Departamento de Psicologia – UFMT/Cuiabá

Doutorando em Saúde Coletiva – ISC/UFMT

 

No contexto da crise de financiamento estatal das universidades públicas brasileiras, começamos a nos deparar com inúmeras propostas de solução, supostamente inovadoras, para sobrevivência dessas instituições. Sob o disfarce da novidade, o que temos é a velha disputa de projetos de sociedade da qual a Universidade não se exime, sendo até elemento estratégico. Nesse embate, há décadas o ANDES-SN e a ADUFMAT tem lutado por um o projeto de universidade pública, gratuita, de qualidade e socialmente referenciada, inclusive com apresentação de uma proposta para a universidade brasileira que pode ser consultada clicando aqui.

Dentre as soluções inovadoras apresentadas em nosso cenário mato-grossense, chama atenção a ênfase dada ao empreendedorismo: tem sido objeto de eventos, seminários e cursos de capacitação para professores, com intuito de disseminar esse tema no currículo dos cursos oferecidos pela UFMT. Apesar de não ter sido assumido explicitamente pela reitoria, entendo que esse fomento para inserção do empreendedorismo no currículo e como ação de formação continuada de professores (denominada de capacitação) é uma das saídas escolhidas para dar resposta para a crise de financiamento.

Ações como essas são estratégicas para instalar uma cultura organizacional que propicie um “clima empreendedor” favorável às relações da universidade com o mercado, com parcerias no campo da pesquisa, da extensão e formação de profissionais, atrelando-os às necessidades do mercado. Todos sabemos que “quem paga a banda, escolhe a música”, ou seja, se a universidade for bancada por investimento privado, deverá seguir os interesses dos financiadores.

Aliás, há quem defenda exatamente isso, entendendo que seja essa a nossa missão na prestação de serviços à sociefade, como se as necessidades da sociedade brasileira fossem identificadas com as do mercado. Nada mais equivocado que isso!

O congelamento dos gastos públicos foi uma imposição do governo para “acalmar” o mercado, sendo um dos principais responsáveis pelo estrangulamento das políticas de educação, seguro social, assistência social e saúde. As reformas da previdência e trabalhista são demandas do mercado e estão em dissonância com as necessidades da população brasileira, sobretudo aqueles a quem são impostas condições indignas de vida. Assim, esse discurso de universidade pública como parceira do mercado é muito perigoso, pois ela deve servir ao povo brasileiro, cujas necessidades muitas vezes são antagônicas às de geração de lucro empresarial, sobretudo no que diz respeito aos bancos, latifundiários e multinacionais, os mimados investidores, cujos nervos tem sigo obsessão dos governos lacaios acalmar.

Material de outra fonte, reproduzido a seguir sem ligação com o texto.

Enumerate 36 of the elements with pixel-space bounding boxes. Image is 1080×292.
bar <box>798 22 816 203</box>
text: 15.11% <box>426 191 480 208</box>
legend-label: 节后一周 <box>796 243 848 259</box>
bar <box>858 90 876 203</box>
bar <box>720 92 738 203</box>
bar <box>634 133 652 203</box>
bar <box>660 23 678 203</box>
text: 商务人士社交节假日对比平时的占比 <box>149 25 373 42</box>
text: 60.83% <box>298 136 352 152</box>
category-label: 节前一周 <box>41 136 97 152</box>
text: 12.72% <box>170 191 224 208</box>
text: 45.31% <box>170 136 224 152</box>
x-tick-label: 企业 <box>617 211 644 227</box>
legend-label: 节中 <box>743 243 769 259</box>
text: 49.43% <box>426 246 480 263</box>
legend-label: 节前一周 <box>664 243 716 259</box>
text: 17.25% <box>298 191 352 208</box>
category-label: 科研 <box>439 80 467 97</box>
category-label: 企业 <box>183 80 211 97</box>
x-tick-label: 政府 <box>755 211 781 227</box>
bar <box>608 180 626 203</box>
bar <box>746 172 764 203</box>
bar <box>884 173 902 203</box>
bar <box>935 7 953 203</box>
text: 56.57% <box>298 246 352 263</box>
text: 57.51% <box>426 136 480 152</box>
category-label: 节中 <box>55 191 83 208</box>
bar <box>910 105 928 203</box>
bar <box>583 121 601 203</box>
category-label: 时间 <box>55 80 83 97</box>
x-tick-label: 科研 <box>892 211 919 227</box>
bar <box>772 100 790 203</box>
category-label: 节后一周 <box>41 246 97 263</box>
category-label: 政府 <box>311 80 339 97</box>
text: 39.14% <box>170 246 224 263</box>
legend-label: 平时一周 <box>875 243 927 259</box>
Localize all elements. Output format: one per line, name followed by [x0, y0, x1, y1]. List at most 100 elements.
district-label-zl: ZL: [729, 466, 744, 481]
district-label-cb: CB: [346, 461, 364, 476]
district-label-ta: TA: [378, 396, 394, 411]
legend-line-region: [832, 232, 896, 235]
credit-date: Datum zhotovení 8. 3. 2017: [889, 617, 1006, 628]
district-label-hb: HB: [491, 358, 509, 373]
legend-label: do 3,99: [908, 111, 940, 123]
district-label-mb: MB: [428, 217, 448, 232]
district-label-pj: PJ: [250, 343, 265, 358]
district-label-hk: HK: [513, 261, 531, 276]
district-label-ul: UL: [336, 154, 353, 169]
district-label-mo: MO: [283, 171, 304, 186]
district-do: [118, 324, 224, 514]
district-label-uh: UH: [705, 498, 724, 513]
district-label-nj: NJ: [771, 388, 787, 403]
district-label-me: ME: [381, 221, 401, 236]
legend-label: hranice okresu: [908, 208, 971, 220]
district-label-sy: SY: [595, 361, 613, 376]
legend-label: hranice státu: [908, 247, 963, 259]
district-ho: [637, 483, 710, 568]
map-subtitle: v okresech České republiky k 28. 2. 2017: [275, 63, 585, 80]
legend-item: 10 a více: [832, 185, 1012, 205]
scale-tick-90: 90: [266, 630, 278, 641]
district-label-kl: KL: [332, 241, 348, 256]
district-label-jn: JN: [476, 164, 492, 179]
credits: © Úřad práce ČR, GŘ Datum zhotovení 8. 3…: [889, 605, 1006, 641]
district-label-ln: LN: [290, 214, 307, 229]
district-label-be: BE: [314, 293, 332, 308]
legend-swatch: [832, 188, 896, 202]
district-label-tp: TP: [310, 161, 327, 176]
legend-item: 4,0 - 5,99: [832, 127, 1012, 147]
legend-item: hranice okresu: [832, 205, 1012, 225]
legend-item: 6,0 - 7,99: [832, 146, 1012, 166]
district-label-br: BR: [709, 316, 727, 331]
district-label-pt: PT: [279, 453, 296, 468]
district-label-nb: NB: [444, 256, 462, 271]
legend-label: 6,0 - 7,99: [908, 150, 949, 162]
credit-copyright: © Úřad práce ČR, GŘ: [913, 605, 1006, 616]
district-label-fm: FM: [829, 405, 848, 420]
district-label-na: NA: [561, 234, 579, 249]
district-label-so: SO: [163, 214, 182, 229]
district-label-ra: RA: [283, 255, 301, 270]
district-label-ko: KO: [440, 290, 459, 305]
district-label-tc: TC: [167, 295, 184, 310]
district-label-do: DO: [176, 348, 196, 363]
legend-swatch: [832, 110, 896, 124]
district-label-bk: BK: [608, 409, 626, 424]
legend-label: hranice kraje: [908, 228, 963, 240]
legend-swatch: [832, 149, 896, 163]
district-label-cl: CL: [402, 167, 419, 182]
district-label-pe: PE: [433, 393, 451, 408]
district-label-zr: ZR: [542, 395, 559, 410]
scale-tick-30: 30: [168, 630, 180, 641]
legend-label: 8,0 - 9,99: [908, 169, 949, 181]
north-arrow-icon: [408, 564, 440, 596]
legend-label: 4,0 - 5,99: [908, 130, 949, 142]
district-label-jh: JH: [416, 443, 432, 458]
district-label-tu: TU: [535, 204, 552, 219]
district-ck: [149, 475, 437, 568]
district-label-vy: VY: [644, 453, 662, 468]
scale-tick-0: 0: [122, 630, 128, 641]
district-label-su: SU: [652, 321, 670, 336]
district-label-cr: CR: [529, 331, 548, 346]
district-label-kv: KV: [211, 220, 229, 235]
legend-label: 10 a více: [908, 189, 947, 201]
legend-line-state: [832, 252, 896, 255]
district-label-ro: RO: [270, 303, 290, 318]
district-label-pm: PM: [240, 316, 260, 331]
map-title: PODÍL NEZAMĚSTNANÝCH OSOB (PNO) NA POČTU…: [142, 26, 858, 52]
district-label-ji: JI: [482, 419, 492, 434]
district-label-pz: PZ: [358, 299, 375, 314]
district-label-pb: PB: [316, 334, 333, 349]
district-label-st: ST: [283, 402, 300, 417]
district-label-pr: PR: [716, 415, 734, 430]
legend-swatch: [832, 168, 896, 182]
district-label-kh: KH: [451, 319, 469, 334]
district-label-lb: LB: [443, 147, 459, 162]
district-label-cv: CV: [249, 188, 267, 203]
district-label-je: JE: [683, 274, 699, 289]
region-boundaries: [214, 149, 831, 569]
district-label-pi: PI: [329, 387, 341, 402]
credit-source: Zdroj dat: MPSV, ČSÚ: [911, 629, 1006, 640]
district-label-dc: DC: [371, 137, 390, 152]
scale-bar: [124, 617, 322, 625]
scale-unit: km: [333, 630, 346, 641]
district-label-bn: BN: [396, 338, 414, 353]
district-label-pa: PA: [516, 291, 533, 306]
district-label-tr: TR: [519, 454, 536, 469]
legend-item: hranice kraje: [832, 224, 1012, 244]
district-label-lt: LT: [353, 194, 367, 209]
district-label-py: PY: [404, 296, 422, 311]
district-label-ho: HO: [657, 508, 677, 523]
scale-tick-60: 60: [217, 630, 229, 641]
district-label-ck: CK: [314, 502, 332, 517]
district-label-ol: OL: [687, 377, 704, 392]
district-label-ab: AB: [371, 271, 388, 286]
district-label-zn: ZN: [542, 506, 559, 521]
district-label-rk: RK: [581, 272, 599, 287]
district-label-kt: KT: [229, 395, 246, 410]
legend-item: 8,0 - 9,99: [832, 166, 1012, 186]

Além disso, o empreendedorismo, nos moldes do mercado, tem sido utilizado como discurso ideológico que disfarça o notável privilégio das grandes corporações no acesso ao crédito, concessão de baixas taxas de juros e perdão de dívidas e multas, enquanto o pequeno empreendedor sofre com maior taxação proporcional de impostos (nosso sistema é regressivo: quem ganha menos paga mais), maior dificuldade de acesso ao crédito ou, ao menos, em condições menos favoráveis que as grandes corporações, além de não ter sido beneficiado nas recentes anistias concedidas pelo congresso para o Itaú e agricultores-empresários-corporativos, por exemplo. Vide as diferenças de crédito para latifundiários, Eike Batista e agricultores familiares.

Partindo do princípio de defesa de uma sociabilidade igualitária, nota-se que o empreendedorismo (nos moldes capitalistas) não é a saída para nossos estudantes nem para a universidade. Implantar a lógica do mercado na produção/aplicação do conhecimento (razão implícita desse curso que a universidade nos oferece - qual o custo disso?) não vai resolver a crise estrutural da universidade pública, que tem nos cortes de financiamento público e desresponsabilização do Estado sua expressão mais palpável. O momento requer a ousadia de não se dobrar, não se isolar do povo, não ceder aos ditames neoliberais, mas fortalecer os laços da universidade pública com os movimentos sociais e populares, intensificar a luta por uma sociedade mais justa, igualitária e livre de explorações e opressões.